Bernie Wrightson - L'année du Loup-garou | Garou, Loup garou, Dessin bd
On peut être loup-garou et avoir envie
d'aller à l'église !
L'histoire en elle-même est donc assez assez classique : un loup-garou sévit dans une petite ville (du Maine bien évidemment, si l'on connaît bien le Maître King) et les habitants n'y croient pas, jusqu'au jour où... même si le scénario n'a rien d'original, Stephen King parvient tout de même à captiver ses lecteurs.trices. Néanmoins, le plus intéressant dans l'ouvrage n'est pas seulement la menace de la Bête, mais le tableau de la ville de Tarkers Mills dans lequel l'auteur nous plonge dans la vie quotidienne des habitants de cette petite ville et nous montre leurs petites habitudes, leurs vices aussi, avec talent et simplicité.

C'est un récit qui se lit assez rapidement dans lequel Stephen King a su mettre en place une ambiance sombre, plombante et froide. Rien de bien traumatisant et à nous donner des cauchemars la nuit, mais pas non plus un récit à mettre dans les mains d'un jeune public, car l'histoire est délicieusement frissonnante. On ressent toute la menace de la lune, sa lumière brillante mais inquiétante, on devine le loup qui rôde et le danger qui plane, sans oublier les illustrations effrayantes et parfois sanglantes, qui donnent une autre dimension au récit. J'aurais toutefois apprécié que ces illustrations se soient situées après l'attaque du loup, certaines étaient au début du récit et spoilaient l'événement à venir. Aussi efficace ce récit soit-il, je n'aurais pas été contre un récit plus étoffé et approfondit pour rester plus longtemps dans cette traque au loup et la peur croissante des habitants, afin de mieux frissonner !

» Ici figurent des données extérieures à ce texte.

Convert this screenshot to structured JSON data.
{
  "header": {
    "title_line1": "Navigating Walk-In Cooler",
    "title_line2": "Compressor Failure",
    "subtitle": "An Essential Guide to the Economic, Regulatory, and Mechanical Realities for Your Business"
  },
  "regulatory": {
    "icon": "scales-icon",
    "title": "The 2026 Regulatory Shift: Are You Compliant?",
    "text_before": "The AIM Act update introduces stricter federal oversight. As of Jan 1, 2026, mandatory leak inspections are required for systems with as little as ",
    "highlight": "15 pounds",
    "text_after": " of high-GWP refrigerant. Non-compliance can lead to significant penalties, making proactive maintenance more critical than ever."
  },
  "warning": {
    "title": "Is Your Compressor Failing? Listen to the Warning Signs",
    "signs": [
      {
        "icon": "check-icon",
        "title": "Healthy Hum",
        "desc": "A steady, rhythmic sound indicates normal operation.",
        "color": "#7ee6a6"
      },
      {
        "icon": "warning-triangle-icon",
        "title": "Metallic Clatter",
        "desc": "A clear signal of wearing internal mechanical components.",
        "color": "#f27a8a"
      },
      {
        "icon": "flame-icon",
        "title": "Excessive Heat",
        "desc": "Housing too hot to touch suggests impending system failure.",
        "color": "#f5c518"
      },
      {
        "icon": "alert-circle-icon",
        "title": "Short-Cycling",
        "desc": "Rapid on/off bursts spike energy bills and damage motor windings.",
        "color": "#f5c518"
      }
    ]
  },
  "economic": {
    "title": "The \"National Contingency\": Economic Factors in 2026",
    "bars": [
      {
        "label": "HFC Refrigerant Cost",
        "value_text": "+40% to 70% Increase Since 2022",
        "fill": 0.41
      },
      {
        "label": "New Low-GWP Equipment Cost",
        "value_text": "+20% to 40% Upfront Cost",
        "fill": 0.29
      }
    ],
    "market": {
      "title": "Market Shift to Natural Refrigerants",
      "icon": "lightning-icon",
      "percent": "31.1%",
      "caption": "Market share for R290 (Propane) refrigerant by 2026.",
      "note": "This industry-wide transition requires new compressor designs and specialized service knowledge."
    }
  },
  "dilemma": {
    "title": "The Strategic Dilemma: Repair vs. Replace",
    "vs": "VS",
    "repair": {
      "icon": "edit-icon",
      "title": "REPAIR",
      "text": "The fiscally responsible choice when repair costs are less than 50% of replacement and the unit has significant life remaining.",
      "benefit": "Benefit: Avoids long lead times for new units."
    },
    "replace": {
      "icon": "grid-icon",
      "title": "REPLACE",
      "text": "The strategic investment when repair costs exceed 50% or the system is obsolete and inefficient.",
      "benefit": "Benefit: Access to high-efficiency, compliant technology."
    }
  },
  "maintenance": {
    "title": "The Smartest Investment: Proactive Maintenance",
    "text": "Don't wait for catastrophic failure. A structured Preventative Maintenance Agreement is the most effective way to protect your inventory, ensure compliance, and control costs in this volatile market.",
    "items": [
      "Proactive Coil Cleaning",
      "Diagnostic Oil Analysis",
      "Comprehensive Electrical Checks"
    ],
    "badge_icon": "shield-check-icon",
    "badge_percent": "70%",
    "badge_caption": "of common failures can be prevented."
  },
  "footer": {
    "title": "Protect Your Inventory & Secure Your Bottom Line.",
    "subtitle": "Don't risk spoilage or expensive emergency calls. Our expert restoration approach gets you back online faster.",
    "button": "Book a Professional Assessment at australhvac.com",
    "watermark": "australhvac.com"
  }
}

La fin peut paraître précipitée, ou plutôt manquant de suspense car on peut deviner assez facilement comment l'intrigue va se terminer mais l'auteur a fait le choix de nous dévoiler l'identité de la Bête avant la fin, pour mieux découvrir la psychologie du personnage et comment ce personnage a pu devenir le loup. C'était plutôt intéressant à découvrir [spoiler] le fait qu'il ignore d'abord être la Bête et se réveille avec du sang séché et ses vêtements déchirés, avant de s'en rendre compte, mais de se dire que c'est la volonté de Dieu. Son dernier meurtre où il s'en est pris à un homme coupable d'adultère l'illustre bien, comment ce personnage décide de punir à sa façon ceux qui ont péchés [/spoiler] ainsi que les manigances de notre héro pour découvrir qui est le loup-garou et comment se défendre. J'ai d'ailleurs beaucoup apprécié le héro, Marty, et l'initiative de l'auteur de mettre en scène un personnage handicapé en duel contre le loup-garou, et celui qui en viendra à bout, la preuve qu'on peut être en fauteuil roulant et botter les fesses d'un monstre ! C'est un jeune garçon courageux et capable, et j'ai aimé sa complicité avec son oncle Al.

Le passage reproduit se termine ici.